9. Kamu Percaya?

4.1K 915 55
                                    

Sejak kemarin, Mas Arif menjadi super sibuk. Ia selalu berangkat sebelum matahari terbit dan pulang ketika jam menunjukkan pukul sebelas malam. Aku bahkan hanya bertemu Mas Arif saat ia selesai beribadah di pagi hari sebelum berangkat untuk berkumpul dengan pemuda lainnya. Namun, ia tetap menyempatkan diri untuk memberikanku surat sebelum ia pergi. Aku jadi bertanya-tanya, sebenarnya kenapa Mas Arif selalu mengirimiku surat tiap pagi, ya?

Sekarang aku merasa bosan. Yang aku lakukan saat ini hanyalah duduk bersantai di halaman rumah sembari menikmati angin sepoi-sepoi yang mengenai wajahku. Bu Surnani sedang tidur siang di kamarnya. Aku mengayun-ayunkan kakiku sembari bersenandung ria, melantunkan lagu-lagu yang biasa aku dengar di masa depan.

"Love you every minute, every second."

"Love you everywhere and any moment."

"Always and forever I know I can't quit you cause baby you're the one, I don't know how."

Di sela-sela nyanyianku, wajah Mas Arif tiba-tiba saja muncul dalam pikiranku. Tindakan manisnya beberapa hari ini sungguh membuatku bertanya-tanya pada perasaanku sendiri. Dari tempat ku duduk sekarang, aku dapat melihat dan mendengar Ahmad yang tengah melambaikan tangannya, ia memanggilku dari halaman rumahnya. Rambutnya yang masih basah membuatku menebak-nebak,

Ahmad pasti baru selesai mandi!

"Eh, Lana! Lagi apa lo?" ucapnya setelah ia berada di dekatku.

"Cuma duduk aja. Kamu habis mandi ya?"

Ahmad yang mendengar ucapanku pun mengernyitkan dahinya. "Tau dari mana lo kalau gue habis mandi?"
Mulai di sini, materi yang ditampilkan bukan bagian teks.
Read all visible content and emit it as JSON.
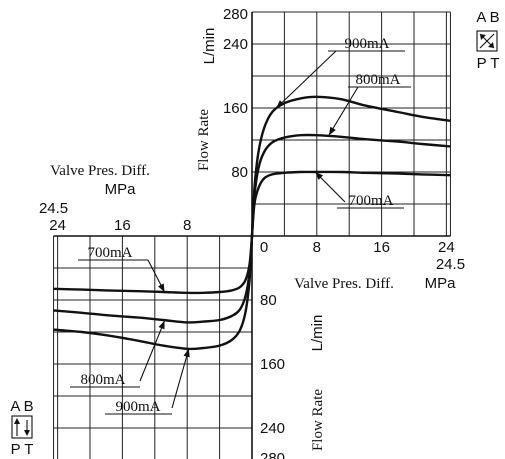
{
  "chart_data": {
    "type": "line",
    "quadrants": [
      {
        "id": "A-T",
        "xlabel": "Valve Pres. Diff.",
        "xunit": "MPa",
        "ylabel": "Flow Rate",
        "yunit": "L/min",
        "x_ticks": [
          "0",
          "8",
          "16",
          "24"
        ],
        "x_max_label": "24.5",
        "y_ticks": [
          "80",
          "160",
          "240"
        ],
        "y_max_label": "280",
        "xlim": [
          0,
          24.5
        ],
        "ylim": [
          0,
          280
        ],
        "series": [
          {
            "name": "900mA",
            "x": [
              0,
              0.3,
              0.8,
              1.5,
              2.5,
              4,
              6,
              8,
              11,
              14,
              18,
              21,
              24.5
            ],
            "y": [
              0,
              60,
              105,
              135,
              155,
              166,
              172,
              174,
              171,
              163,
              155,
              149,
              144
            ]
          },
          {
            "name": "800mA",
            "x": [
              0,
              0.3,
              0.8,
              1.5,
              2.5,
              4,
              6,
              8,
              11,
              14,
              18,
              21,
              24.5
            ],
            "y": [
              0,
              50,
              85,
              105,
              117,
              123,
              126,
              126,
              124,
              121,
              118,
              115,
              112
            ]
          },
          {
            "name": "700mA",
            "x": [
              0,
              0.3,
              0.8,
              1.5,
              2.5,
              4,
              6,
              8,
              11,
              14,
              18,
              21,
              24.5
            ],
            "y": [
              0,
              40,
              60,
              72,
              77,
              79,
              80,
              80,
              80,
              79,
              78,
              77,
              76
            ]
          }
        ]
      },
      {
        "id": "P-B",
        "xlabel": "Valve Pres. Diff.",
        "xunit": "MPa",
        "ylabel": "Flow Rate",
        "yunit": "L/min",
        "x_ticks": [
          "24",
          "16",
          "8"
        ],
        "x_max_label": "24.5",
        "y_ticks": [
          "80",
          "160",
          "240"
        ],
        "y_max_label": "280",
        "xlim": [
          0,
          24.5
        ],
        "ylim": [
          0,
          280
        ],
        "series": [
          {
            "name": "700mA",
            "x": [
              0,
              0.3,
              0.8,
              1.5,
              2.5,
              4,
              6,
              8,
              11,
              14,
              18,
              21,
              24.5
            ],
            "y": [
              0,
              35,
              55,
              64,
              68,
              70,
              71,
              71,
              70,
              69,
              68,
              67,
              66
            ]
          },
          {
            "name": "800mA",
            "x": [
              0,
              0.3,
              0.8,
              1.5,
              2.5,
              4,
              6,
              8,
              11,
              14,
              18,
              21,
              24.5
            ],
            "y": [
              0,
              45,
              75,
              92,
              100,
              105,
              107,
              108,
              105,
              102,
              99,
              96,
              93
            ]
          },
          {
            "name": "900mA",
            "x": [
              0,
              0.3,
              0.8,
              1.5,
              2.5,
              4,
              6,
              8,
              11,
              14,
              18,
              21,
              24.5
            ],
            "y": [
              0,
              55,
              95,
              118,
              130,
              137,
              140,
              141,
              137,
              131,
              124,
              120,
              117
            ]
          }
        ]
      }
    ]
  },
  "symbols": {
    "upper_right": {
      "top": "A B",
      "bottom": "P T"
    },
    "lower_left": {
      "top": "A B",
      "bottom": "P T"
    }
  }
}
Aku terkekeh pelan, lalu menunjuk rambutnya yang masih basah itu. Ahmad reflek menyentuh rambutnya, ia kemudian memberikan cengiran khasnya dan tertawa. "Oh iya, masih basah ya hahaha. Bener juga lo, Lan!"
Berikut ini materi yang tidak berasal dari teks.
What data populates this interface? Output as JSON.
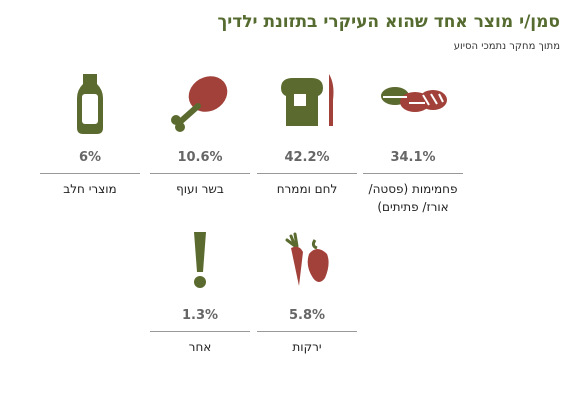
{
  "title": "סמן/י מוצר אחד שהוא העיקרי בתזונת ילדיך",
  "subtitle": "מתוך מחקר נתמכי הסיוע",
  "colors": {
    "green": "#5b6b2f",
    "red": "#a2413a",
    "title": "#556b2f"
  },
  "chart_data": {
    "type": "bar",
    "categories": [
      "פחמימות (פסטה/ אורז/ פתיתים)",
      "לחם וממרח",
      "בשר ועוף",
      "מוצרי חלב",
      "ירקות",
      "אחר"
    ],
    "values": [
      34.1,
      42.2,
      10.6,
      6,
      5.8,
      1.3
    ],
    "value_labels": [
      "34.1%",
      "42.2%",
      "10.6%",
      "6%",
      "5.8%",
      "1.3%"
    ],
    "icons": [
      "bread-loaves-icon",
      "bread-knife-icon",
      "chicken-leg-icon",
      "milk-bottle-icon",
      "vegetables-icon",
      "exclamation-icon"
    ],
    "unit": "%"
  }
}
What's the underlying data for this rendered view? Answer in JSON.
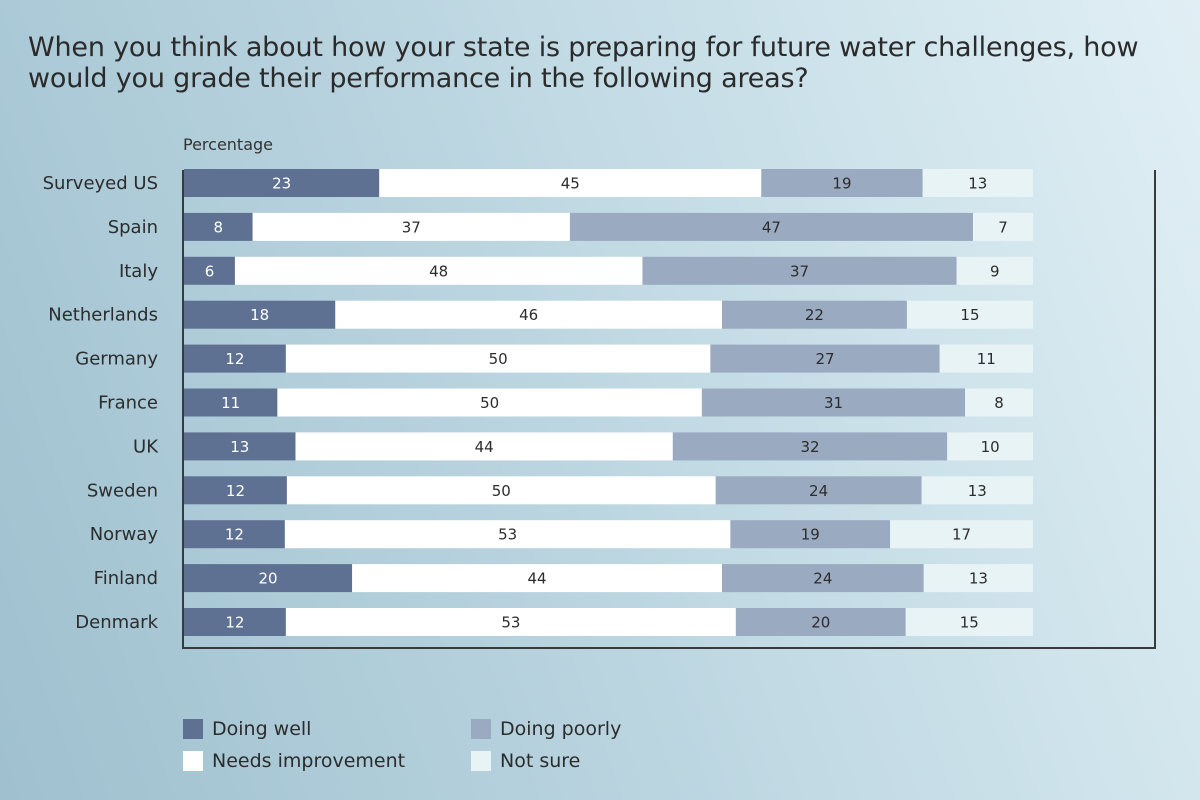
{
  "title": "When you think about how your state is preparing for future water challenges, how would you grade their performance in the following areas?",
  "chart_data": {
    "type": "bar",
    "orientation": "horizontal",
    "stacked": true,
    "title": "When you think about how your state is preparing for future water challenges, how would you grade their performance in the following areas?",
    "xlabel": "Percentage",
    "ylabel": "",
    "categories": [
      "Surveyed US",
      "Spain",
      "Italy",
      "Netherlands",
      "Germany",
      "France",
      "UK",
      "Sweden",
      "Norway",
      "Finland",
      "Denmark"
    ],
    "series": [
      {
        "name": "Doing well",
        "color": "#5e7193",
        "label_color": "#ffffff",
        "values": [
          23,
          8,
          6,
          18,
          12,
          11,
          13,
          12,
          12,
          20,
          12
        ]
      },
      {
        "name": "Needs improvement",
        "color": "#ffffff",
        "label_color": "#2c2c2c",
        "values": [
          45,
          37,
          48,
          46,
          50,
          50,
          44,
          50,
          53,
          44,
          53
        ]
      },
      {
        "name": "Doing poorly",
        "color": "#9aaac0",
        "label_color": "#2c2c2c",
        "values": [
          19,
          47,
          37,
          22,
          27,
          31,
          32,
          24,
          19,
          24,
          20
        ]
      },
      {
        "name": "Not sure",
        "color": "#e8f3f5",
        "label_color": "#2c2c2c",
        "values": [
          13,
          7,
          9,
          15,
          11,
          8,
          10,
          13,
          17,
          13,
          15
        ]
      }
    ],
    "xlim": [
      0,
      100
    ],
    "grid": false,
    "legend_position": "bottom-left"
  }
}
"Eh, Lan, lo bosen kagak?" lanjut Ahmad. Ia ikut duduk di sebelahku sekarang.

"Iya, bosen bangeet!" jawabku dengan helaan nafas berat.
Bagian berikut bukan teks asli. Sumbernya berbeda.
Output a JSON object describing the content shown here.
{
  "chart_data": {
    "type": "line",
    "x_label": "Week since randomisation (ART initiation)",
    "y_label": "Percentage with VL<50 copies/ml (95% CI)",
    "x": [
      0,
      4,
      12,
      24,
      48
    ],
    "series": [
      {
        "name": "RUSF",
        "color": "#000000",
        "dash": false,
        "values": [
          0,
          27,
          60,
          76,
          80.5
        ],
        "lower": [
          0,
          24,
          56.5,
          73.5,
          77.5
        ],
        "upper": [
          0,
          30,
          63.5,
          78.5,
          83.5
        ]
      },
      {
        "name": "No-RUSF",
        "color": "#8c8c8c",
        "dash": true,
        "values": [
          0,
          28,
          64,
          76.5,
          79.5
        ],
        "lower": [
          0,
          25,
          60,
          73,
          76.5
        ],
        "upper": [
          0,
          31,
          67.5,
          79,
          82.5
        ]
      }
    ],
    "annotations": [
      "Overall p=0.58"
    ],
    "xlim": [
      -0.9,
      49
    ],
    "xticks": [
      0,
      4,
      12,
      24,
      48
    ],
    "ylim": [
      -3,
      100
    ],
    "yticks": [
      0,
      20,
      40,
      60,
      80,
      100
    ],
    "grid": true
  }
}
Belum sampai satu menit Ahmad duduk, ia sudah bangkit dan berdiri lagi. Ia mengulurkan tangannya kepadaku. "Yuk kita main!"

Matahari siang ini tidak begitu terik dan panasnya pun tidak terlalu menyengat. Dengan ragu-ragu, aku menerima uluran tangannya. "Ahmad, aku harus izin ke Bu Surnani dulu sebelum main," kata ku seraya menggaruk kepalaku yang tidak gatal.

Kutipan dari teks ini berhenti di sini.